An encoder RNN maps each utterance to an utterance vector (which is just the hidden state once the last token of the utterance has been processed). A higher level context RNN keeps track of past utterances by iteratively processing each utterance vector. The hidden state of the context RNN therefore represents a summary of the dialogue up to the current turn. A decoder RNN takes the hidden state of the context RNN and produces a probability distribution over the tokens in the next utterance.

For modeling dialogues, we expect the HRED model to be superior to the standard RNN model for two reasons. First, because the context RNN allows the model to represent a form of common ground between speakers, e.g. to represent topics and concepts shared between the speakers using a distributed vector representation, which we hypothesize to be important for building an effective dialogue system (Clark and Brennan 1991). Second, because the number of computational steps between utterances is reduced. This makes the objective function more stable w.r.t. the model parameters, and helps propagate the training signal for first-order optimization methods.

The authors use one other trick that we also saw yesterday, a bidirectional RNN. The problem is that for longer utterances, the hidden state at the end of the utterance will not reflect as strongly tokens at the beginning of the utterance. So by running one forward chain and one backward chain (reversing the tokens) and combining the results (e.g. by concatenation) we can give equal weighting to the start and end of an utterance.
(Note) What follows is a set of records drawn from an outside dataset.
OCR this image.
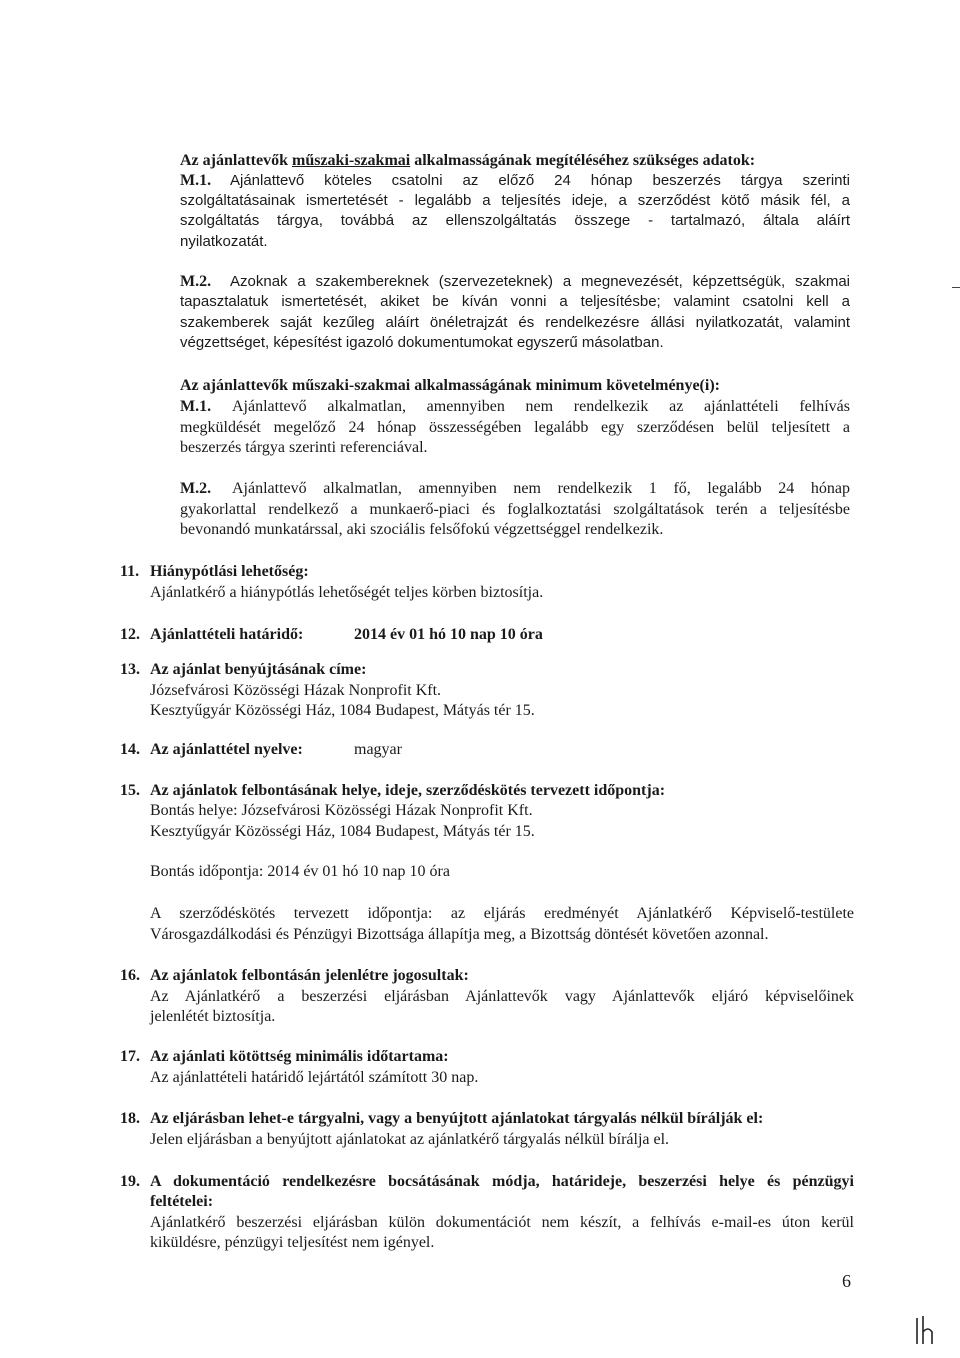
Az ajánlattevők műszaki-szakmai alkalmasságának megítéléséhez szükséges adatok:
M.1. Ajánlattevő köteles csatolni az előző 24 hónap beszerzés tárgya szerinti
szolgáltatásainak ismertetését - legalább a teljesítés ideje, a szerződést kötő másik fél, a
szolgáltatás tárgya, továbbá az ellenszolgáltatás összege - tartalmazó, általa aláírt
nyilatkozatát.
M.2. Azoknak a szakembereknek (szervezeteknek) a megnevezését, képzettségük, szakmai
tapasztalatuk ismertetését, akiket be kíván vonni a teljesítésbe; valamint csatolni kell a
szakemberek saját kezűleg aláírt önéletrajzát és rendelkezésre állási nyilatkozatát, valamint
végzettséget, képesítést igazoló dokumentumokat egyszerű másolatban.
Az ajánlattevők műszaki-szakmai alkalmasságának minimum követelménye(i):
M.1. Ajánlattevő alkalmatlan, amennyiben nem rendelkezik az ajánlattételi felhívás
megküldését megelőző 24 hónap összességében legalább egy szerződésen belül teljesített a
beszerzés tárgya szerinti referenciával.
M.2. Ajánlattevő alkalmatlan, amennyiben nem rendelkezik 1 fő, legalább 24 hónap
gyakorlattal rendelkező a munkaerő-piaci és foglalkoztatási szolgáltatások terén a teljesítésbe
bevonandó munkatárssal, aki szociális felsőfokú végzettséggel rendelkezik.
11. Hiánypótlási lehetőség:
Ajánlatkérő a hiánypótlás lehetőségét teljes körben biztosítja.
12. Ajánlattételi határidő:	2014 év 01 hó 10 nap 10 óra
13. Az ajánlat benyújtásának címe:
Józsefvárosi Közösségi Házak Nonprofit Kft.
Kesztyűgyár Közösségi Ház, 1084 Budapest, Mátyás tér 15.
14. Az ajánlattétel nyelve:	magyar
15. Az ajánlatok felbontásának helye, ideje, szerződéskötés tervezett időpontja:
Bontás helye: Józsefvárosi Közösségi Házak Nonprofit Kft.
Kesztyűgyár Közösségi Ház, 1084 Budapest, Mátyás tér 15.
Bontás időpontja: 2014 év 01 hó 10 nap 10 óra
A szerződéskötés tervezett időpontja: az eljárás eredményét Ajánlatkérő Képviselő-testülete
Városgazdálkodási és Pénzügyi Bizottsága állapítja meg, a Bizottság döntését követően azonnal.
16. Az ajánlatok felbontásán jelenlétre jogosultak:
Az Ajánlatkérő a beszerzési eljárásban Ajánlattevők vagy Ajánlattevők eljáró képviselőinek
jelenlétét biztosítja.
17. Az ajánlati kötöttség minimális időtartama:
Az ajánlattételi határidő lejártától számított 30 nap.
18. Az eljárásban lehet-e tárgyalni, vagy a benyújtott ajánlatokat tárgyalás nélkül bírálják el:
Jelen eljárásban a benyújtott ajánlatokat az ajánlatkérő tárgyalás nélkül bírálja el.
19. A dokumentáció rendelkezésre bocsátásának módja, határideje, beszerzési helye és pénzügyi
feltételei:
Ajánlatkérő beszerzési eljárásban külön dokumentációt nem készít, a felhívás e-mail-es úton kerül
kiküldésre, pénzügyi teljesítést nem igényel.
6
The problem of generic responses

The model has a tendency to produce generic responses such as “I don’t know” and “I’m sorry.”

There are several possible explanations for this behavior. Firstly, due to data scarcity, the models may only have learned to predict the most frequent utterances. Since the dialogues are inherently ambiguous and multi-modal, predicting them accurately would require more data than other natural language processing tasks. Secondly, the majority of tokens were punctuation marks and pronouns. Since every token is weighted equally during training, the gradient signal of the neural networks is dominated by these punctuation and pronoun tokens. This makes it hard for the neural networks to learn topic-specific embeddings and even harder to predict diverse utterances… Finally, the context of a triple may be too short. In that case, the models should benefit from longer contexts and by conditioning on other information sources, such as semantic and visual information.

This problem did not occur with generated stochastic samples, which contained a large variety of topic-specific words.